Articles

  • Escaping square brackets in Python's glob

    Widely supported in both Unix and Windows shells, globbing is the magic that expands path specifications (e.g. ls readme*.txt) into a list of files that matches the specification. Besides the wildcard, there are some lesser known characters that act as globbing operators as well. That includes the square brackets, which mean match any of the characters enclosed once. Unfortunately, square brackets are also legal characters for filenames, and certain files often use square brackets in their names by convention. Some glob implementations, Bash and Powershell for example, have escape characters that allow matching the square brackets literally. Others however, do not and when you intend to match square brackets literally, they get interpreted as globbing operators and hence yield incorrect results.
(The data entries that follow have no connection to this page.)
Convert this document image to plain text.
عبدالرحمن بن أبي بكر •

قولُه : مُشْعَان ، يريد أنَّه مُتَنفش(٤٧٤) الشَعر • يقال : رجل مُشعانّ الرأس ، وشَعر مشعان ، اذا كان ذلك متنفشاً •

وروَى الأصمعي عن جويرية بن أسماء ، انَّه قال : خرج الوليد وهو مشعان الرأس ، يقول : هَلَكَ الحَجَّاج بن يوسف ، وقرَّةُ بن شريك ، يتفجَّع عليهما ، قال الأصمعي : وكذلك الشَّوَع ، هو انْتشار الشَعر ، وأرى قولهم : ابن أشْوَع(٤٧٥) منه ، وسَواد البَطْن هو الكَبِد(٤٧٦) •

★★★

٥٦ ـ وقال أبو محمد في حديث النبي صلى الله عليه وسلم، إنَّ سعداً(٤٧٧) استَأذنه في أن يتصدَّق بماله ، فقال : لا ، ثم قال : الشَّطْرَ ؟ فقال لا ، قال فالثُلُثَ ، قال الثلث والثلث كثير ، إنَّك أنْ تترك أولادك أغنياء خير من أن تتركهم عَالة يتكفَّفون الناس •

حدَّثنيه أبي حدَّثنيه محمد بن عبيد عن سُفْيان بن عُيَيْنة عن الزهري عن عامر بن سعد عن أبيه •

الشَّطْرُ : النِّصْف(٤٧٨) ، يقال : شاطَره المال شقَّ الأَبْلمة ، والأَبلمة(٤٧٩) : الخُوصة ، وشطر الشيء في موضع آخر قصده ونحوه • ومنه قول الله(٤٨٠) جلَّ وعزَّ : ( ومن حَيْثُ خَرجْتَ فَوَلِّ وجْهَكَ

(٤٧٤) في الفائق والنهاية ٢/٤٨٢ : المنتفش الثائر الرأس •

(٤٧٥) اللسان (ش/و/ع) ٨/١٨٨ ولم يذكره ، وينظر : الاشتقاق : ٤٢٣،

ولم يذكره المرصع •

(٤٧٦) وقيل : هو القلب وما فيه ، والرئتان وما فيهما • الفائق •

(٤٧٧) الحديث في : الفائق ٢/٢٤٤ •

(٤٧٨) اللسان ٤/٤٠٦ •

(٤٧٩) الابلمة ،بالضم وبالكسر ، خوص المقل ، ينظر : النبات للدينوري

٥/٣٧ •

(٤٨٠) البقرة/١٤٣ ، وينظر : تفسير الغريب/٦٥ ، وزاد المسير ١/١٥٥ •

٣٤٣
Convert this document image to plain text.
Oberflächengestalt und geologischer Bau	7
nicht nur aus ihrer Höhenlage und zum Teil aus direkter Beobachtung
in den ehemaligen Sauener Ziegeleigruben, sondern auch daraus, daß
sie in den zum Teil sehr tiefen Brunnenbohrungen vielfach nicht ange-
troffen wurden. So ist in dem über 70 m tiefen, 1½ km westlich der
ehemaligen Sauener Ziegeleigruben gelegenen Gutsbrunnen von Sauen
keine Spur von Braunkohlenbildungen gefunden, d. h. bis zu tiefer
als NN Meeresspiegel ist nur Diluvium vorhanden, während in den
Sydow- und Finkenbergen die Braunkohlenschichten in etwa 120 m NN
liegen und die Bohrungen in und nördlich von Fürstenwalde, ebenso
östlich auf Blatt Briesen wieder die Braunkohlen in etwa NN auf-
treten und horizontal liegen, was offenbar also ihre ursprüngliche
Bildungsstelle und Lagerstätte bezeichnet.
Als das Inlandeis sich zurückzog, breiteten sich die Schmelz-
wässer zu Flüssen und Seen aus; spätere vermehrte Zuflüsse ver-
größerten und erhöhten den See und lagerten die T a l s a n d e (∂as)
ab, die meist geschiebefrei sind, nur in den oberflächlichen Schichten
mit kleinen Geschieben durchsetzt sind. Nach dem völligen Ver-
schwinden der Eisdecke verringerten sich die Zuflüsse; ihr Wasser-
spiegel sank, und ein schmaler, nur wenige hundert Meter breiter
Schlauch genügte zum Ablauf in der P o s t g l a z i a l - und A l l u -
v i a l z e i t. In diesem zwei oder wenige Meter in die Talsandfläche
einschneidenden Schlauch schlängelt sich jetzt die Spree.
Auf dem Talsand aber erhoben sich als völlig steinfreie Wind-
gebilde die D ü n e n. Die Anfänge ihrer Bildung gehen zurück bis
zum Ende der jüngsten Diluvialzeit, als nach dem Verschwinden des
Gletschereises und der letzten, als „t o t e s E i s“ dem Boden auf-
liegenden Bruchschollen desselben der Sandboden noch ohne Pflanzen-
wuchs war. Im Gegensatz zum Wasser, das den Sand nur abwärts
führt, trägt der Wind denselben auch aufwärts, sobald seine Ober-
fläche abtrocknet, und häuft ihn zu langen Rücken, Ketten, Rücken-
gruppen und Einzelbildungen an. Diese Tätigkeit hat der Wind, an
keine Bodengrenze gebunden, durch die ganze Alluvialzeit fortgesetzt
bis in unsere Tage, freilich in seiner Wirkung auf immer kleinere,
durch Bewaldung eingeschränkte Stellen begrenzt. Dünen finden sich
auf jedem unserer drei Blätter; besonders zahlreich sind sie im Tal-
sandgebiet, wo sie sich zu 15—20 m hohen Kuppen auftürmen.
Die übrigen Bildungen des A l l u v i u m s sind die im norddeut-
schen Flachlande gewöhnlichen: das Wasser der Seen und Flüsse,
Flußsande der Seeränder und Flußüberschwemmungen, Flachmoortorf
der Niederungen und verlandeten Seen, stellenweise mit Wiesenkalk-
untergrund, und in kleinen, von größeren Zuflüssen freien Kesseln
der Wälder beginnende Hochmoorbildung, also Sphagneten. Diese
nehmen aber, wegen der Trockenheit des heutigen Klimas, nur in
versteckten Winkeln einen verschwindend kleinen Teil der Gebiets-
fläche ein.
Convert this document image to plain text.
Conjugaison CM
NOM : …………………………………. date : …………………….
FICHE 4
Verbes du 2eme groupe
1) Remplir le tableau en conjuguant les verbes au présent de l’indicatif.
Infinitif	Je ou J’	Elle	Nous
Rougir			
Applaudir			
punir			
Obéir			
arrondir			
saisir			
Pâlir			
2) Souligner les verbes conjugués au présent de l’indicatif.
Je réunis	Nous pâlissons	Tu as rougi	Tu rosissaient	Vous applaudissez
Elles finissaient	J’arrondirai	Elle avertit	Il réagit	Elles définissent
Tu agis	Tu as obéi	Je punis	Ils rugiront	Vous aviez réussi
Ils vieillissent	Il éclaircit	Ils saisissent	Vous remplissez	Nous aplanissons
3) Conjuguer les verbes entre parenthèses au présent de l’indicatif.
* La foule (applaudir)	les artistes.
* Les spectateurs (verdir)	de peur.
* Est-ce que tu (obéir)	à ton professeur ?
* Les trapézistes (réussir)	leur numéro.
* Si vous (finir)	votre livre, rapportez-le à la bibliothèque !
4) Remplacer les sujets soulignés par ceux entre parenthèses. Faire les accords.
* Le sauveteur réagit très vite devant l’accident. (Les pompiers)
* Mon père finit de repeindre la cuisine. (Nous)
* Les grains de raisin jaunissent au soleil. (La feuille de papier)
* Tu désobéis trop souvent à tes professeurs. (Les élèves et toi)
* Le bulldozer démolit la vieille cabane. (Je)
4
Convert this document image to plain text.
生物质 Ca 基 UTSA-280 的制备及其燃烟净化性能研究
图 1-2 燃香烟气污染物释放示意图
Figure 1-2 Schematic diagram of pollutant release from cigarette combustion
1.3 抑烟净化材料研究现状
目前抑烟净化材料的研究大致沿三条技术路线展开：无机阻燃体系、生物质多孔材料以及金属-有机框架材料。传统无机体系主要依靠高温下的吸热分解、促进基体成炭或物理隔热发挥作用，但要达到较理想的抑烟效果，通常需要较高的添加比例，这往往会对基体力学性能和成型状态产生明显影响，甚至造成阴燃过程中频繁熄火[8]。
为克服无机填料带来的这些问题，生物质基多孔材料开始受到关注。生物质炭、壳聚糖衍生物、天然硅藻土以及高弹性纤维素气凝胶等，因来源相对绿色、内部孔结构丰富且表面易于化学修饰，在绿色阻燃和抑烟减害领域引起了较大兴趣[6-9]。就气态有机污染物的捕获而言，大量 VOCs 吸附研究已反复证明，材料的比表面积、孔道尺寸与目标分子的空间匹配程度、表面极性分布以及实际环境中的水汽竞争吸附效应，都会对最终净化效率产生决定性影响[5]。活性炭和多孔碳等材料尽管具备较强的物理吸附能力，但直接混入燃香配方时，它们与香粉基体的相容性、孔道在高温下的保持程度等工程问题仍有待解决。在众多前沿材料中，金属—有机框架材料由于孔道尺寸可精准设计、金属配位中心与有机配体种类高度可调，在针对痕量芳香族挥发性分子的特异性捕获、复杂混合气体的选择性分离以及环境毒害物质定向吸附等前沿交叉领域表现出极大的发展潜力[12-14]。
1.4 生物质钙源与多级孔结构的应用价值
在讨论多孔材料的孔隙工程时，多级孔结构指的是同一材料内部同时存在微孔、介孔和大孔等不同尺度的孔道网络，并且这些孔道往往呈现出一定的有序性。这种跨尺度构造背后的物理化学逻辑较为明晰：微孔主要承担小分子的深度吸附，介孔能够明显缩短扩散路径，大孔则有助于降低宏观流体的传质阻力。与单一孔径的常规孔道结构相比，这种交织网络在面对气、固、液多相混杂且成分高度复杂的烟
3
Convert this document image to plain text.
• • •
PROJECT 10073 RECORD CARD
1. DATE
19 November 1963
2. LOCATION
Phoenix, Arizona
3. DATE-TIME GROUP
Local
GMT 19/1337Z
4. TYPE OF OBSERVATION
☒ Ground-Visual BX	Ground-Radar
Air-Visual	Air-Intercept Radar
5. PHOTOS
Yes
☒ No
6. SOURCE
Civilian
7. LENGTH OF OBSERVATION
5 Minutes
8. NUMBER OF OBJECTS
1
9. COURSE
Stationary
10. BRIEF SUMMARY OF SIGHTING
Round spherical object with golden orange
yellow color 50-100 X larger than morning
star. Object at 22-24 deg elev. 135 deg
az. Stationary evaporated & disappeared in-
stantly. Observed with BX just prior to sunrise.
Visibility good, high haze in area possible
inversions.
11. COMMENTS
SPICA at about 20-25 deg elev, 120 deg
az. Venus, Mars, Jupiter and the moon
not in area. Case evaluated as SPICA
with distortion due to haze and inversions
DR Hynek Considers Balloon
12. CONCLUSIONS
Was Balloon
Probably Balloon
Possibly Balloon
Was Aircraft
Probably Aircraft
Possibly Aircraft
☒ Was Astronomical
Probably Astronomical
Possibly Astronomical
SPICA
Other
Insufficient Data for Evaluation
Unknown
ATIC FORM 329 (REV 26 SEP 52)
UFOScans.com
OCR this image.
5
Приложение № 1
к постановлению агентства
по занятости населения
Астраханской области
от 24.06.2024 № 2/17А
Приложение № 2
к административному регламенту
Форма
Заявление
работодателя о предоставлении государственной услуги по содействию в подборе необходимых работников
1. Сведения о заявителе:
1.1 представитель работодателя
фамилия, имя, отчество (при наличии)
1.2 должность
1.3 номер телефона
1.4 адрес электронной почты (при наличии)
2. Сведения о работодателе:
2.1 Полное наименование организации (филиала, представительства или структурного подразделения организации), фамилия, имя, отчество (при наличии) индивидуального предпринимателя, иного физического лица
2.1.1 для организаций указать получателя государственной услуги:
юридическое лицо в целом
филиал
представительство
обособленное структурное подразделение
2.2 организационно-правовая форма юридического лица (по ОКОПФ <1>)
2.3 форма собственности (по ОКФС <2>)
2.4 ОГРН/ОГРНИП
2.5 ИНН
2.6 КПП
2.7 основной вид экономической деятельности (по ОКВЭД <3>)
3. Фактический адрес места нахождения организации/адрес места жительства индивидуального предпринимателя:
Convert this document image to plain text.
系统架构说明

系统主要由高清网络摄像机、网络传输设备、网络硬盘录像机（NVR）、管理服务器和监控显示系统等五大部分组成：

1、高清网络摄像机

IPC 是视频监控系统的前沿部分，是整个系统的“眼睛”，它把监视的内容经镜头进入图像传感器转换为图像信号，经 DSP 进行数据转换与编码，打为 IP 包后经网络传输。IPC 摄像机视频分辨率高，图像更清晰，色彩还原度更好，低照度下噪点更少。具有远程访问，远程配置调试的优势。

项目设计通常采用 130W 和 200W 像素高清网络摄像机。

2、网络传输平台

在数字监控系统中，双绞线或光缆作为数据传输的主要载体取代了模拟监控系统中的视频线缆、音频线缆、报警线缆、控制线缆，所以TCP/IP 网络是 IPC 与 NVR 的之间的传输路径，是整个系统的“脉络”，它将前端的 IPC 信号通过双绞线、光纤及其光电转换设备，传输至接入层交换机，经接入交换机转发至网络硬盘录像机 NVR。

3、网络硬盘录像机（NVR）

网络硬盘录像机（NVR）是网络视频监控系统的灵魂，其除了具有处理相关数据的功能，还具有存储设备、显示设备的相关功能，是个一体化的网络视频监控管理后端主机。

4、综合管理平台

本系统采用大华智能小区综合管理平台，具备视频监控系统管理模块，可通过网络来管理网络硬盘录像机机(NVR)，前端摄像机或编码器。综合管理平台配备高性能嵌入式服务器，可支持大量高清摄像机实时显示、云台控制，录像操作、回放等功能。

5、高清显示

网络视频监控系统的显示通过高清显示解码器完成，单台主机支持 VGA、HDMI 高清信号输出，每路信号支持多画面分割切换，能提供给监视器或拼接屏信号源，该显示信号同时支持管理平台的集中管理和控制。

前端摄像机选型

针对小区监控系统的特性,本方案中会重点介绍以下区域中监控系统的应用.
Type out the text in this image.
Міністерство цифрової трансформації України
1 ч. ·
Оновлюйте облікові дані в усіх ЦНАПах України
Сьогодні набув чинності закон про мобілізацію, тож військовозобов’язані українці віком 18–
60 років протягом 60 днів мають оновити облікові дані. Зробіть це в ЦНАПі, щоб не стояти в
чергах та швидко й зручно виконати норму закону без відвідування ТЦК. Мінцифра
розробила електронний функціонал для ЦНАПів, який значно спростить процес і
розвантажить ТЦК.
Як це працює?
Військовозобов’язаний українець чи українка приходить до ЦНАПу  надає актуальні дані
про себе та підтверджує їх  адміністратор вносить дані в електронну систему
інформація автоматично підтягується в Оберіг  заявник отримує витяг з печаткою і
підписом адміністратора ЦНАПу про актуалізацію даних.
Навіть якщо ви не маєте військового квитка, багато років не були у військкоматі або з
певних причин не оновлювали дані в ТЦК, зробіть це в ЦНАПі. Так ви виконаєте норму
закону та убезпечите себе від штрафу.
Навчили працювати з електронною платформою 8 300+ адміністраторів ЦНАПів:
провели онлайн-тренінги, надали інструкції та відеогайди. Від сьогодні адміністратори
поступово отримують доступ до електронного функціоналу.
    For these situations, there is a trick to escape globbing operators - enclose the operator you want matched explicitly inside square brackets, like this -

    ls project[[]X[]].*.pdf

    This will match all files starting with project[X]. and ending with .pdf. By enclosing each bracket in square brackets, it tells the glob implementation to match any of the characters inside literally, once.

    Python is one of those implementations that requires this trick (internally, Python converts the glob pattern into a regular expression - see the translate method in python/lib/fnmatch.py - but the converter does not have the ability to handle escape characters).

    Here is some Python code that adds this trick to all square brackets in the given glob_pattern,  causing glob to match all square brackets literally -

    import glob
    import re
    
    # given the following glob_pattern
    glob_pattern = 'project[X].*.pdf'
    
    # replace the left square bracket with [[]
    glob_pattern = re.sub(r'\[', '[[]', glob_pattern)
    # replace the right square bracket with []] but be careful not to replace
    # the right square brackets in the left square bracket's 'escape' sequence.
    glob_pattern = re.sub(r'(?<!\[)\]', '[]]', glob_pattern)
    
    files = glob.glob(glob_pattern)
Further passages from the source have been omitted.